Within seconds I was dredged up via the armpits by two pairs of metal in cased arms. The pair on the left belonged to the surly looking Greek god I had met earlier, who gave me a look almost as if to say he was disappointed. The pair on the right were owned by a slightly simple looking fellow, who was more rotund than young Greeky on my left. His mouth was lax and he had a simple yet good natured air about him with peacefully slack eyes. Unlike his disdainful counterpart he gave me a sweet smile, upon realising I was observing him, which I returned with just as much care.

Greeky cleared his throat giving Lax a warning look and at once his smile dropped and his head hung ashamedly as he turned to face forward. Greeky and Lax held me in place while I received quizzical looks from a variety of interesting looking characters. There was silence so I decided to break it.

"Sorry to jump on you, I was just trying to reach a friendly face, my mate Penny; who has managed to mysteriously disappear, so helpful!" I directed my apology to the five I had collided with, all of whom continued to look befuddled by what I was saying. The four children with, now that I looked, seriously hairy feet all turned towards some ruggedly chiselled dude in a spectacularly shined suit of armour. As the gloomy faced man before me retained the ability to silence and scatter not only the remaining groupies but also the five individuals I had played life size dominoes with I guessed he was the man in charge.

There was an ominous fear that I felt slowly grip me with each step he took bringing him closer this was only increased by Lax, who began to quiver slightly under his glower. I tried to step forwards to introduce myself but my muscular counterparts only tightened their grip on either side.
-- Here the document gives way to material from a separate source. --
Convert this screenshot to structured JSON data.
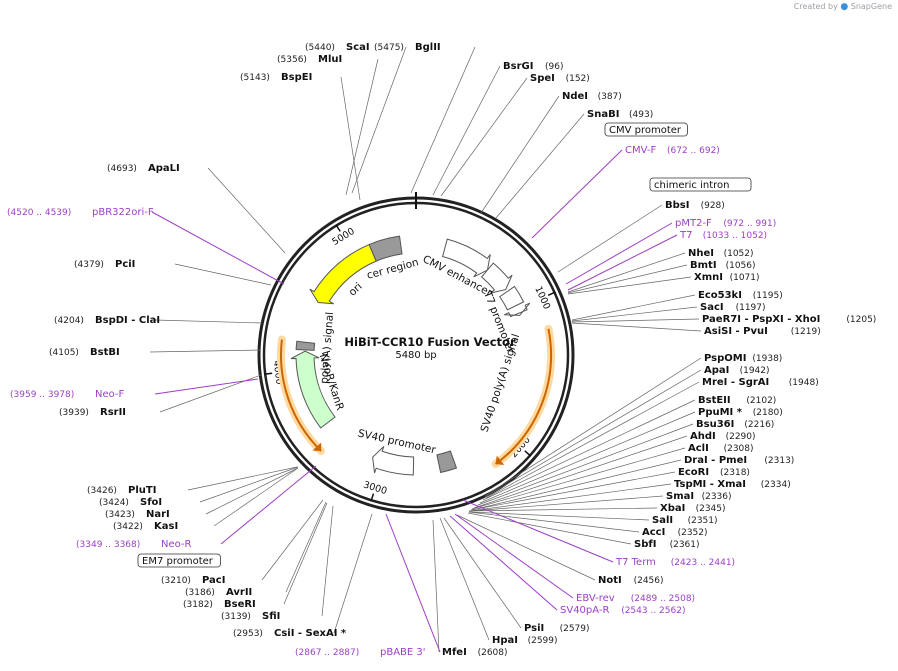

So instead I attempted to address him verbally "Sorry to 'crash' the party" I grinned at the literal meaning of the phrase, expecting a reciprocated smirk to break the tense atmosphere but the ice remained solid. "I just needed to talk to my friend, to make sure this isn't a completely unfounded hallucination." I now see how this comment may have been insulting on some level but I can think of no logical explanation that yielded this result.

Mr Gloomsbury of the reflective armour appeared to be accessing my mental stability and at this point I was more than willing to plea insanity. Just as I began to feel that I was the single character of a silent film that seemed capable of vocal communication gloomsbury dictated some directions to Greeky casting me a disapproving glare.